Khusus buat Dudung, tenang kawan. Pertanyaan “apa sih arti lebih kreatif menurut Anda” sebaiknya tidak ditujukan kepada anak Angin, tetapi kepada Wahyu saja. Setahu saya, Wahyu itu tidak mewakili anak-anak Angin. Bukan begitu Wahyu? 😉 Thanks.
Buat Dudung,
Lebih kreatif artinya imajinasinya lebih kaya, teknik berkeseniannya lebih matang, pemahamannya akan filosofi dan nilai-nilai seni –dan kebudayaan dalam arti lebih luas– lebih dalam…
Semua kualitas itu membuat sebuah komunitas kesenian lebih kreatif…
Setahu saya Teater Angin lebih kreatif dibanding Teater Tiga. Ini mungkin didorong oleh iklim kebebasan yang lebih terjaga di SMA 1 Denpasar. Tapi tentu saja ini pendapat subjektif saya.

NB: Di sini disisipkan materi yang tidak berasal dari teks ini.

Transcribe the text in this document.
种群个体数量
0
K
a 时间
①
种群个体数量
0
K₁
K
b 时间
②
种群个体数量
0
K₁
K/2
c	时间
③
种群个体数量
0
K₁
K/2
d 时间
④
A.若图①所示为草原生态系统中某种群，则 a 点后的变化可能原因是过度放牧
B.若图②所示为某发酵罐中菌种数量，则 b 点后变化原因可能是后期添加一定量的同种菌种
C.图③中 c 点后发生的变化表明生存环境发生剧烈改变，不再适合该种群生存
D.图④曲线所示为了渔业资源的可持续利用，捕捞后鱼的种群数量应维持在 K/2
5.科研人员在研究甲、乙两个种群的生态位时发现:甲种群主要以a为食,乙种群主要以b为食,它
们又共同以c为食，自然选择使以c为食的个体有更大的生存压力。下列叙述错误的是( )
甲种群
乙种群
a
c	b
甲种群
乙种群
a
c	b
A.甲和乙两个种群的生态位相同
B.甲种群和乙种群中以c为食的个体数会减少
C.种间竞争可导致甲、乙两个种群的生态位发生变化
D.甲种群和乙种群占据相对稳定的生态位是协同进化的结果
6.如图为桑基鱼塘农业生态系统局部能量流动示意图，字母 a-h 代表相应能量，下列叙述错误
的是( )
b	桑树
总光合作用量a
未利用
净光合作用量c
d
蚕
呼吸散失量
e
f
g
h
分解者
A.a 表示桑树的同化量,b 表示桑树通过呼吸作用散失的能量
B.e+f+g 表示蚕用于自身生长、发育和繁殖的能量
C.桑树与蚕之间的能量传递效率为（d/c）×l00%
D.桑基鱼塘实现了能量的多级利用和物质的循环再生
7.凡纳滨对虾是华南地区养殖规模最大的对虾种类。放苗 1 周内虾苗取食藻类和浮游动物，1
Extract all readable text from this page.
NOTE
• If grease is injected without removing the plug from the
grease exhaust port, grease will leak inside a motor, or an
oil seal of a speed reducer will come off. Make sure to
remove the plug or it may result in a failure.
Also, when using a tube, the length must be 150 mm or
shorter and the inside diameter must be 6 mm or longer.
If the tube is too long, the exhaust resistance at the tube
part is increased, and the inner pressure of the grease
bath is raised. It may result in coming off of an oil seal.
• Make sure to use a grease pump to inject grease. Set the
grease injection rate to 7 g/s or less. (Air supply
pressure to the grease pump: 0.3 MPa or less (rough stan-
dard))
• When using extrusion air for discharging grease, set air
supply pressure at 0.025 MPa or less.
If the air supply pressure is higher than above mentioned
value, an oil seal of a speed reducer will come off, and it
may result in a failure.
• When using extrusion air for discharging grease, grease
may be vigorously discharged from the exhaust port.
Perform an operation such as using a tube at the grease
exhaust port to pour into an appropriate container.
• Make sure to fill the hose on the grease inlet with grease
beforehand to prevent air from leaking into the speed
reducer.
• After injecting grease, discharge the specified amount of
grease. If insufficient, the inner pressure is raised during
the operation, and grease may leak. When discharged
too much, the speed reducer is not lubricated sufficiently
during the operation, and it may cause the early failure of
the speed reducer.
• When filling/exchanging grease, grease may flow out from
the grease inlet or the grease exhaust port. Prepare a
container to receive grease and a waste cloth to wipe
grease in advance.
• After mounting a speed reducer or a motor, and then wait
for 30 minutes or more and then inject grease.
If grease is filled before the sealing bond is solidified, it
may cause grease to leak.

buat wira, oh iya,,. maaf sebelumnya. saya ralat saja biar anda senang. pertanyaannya saya tujukan untuk saudara wahyu yang terhormat. piiisss 🙂
buat saudara wahyu yang terhormat, saudara sudah merasa imajinasinya lebih kaya, teknik berkeseniannya lebih matang, pemahamannya akan filosofi dan nilai-nilai seni –dan kebudayaan dalam arti lebih luas– lebih dalam yaa????
wahh,, hebat sekali,,. saya jadi ingin belajar lebih dari anda.
ohya soal pendapat subjektif anda… tidak salah memang. tapi penyampaiannya ga usah gamblang githuu napeee??????????????????????????????
SOMBONG!
Hihi… semakin panasss… perlu kipas angin nih… 😉 Tapi saya berharap, semoga panasnya hanya terasa di dunia maya saja, sedangkan di dunia nyata kita tetap berjabat tangan.
Btw, Dudung, saya sempet senyum-senyum baca kalimat Dudung yang ini, “Saya ralat saja biar Anda senang…” 🙂 Tanpa Dudung bilang begitu pun, sebenernya saya sudah seneng banget, mendapati kenyataan bahwa Benny, Dudung, bahkan mungkin kawan-kawan TTT yang lain sudah bersedia mampir ke sini, memberikan comment, meramaikan. Semoga tali silaturahmi ini tetap terjaga dengan baik. Thanks alot ya, jangan pernah kapok-kapok berkunjung ke sini lagi.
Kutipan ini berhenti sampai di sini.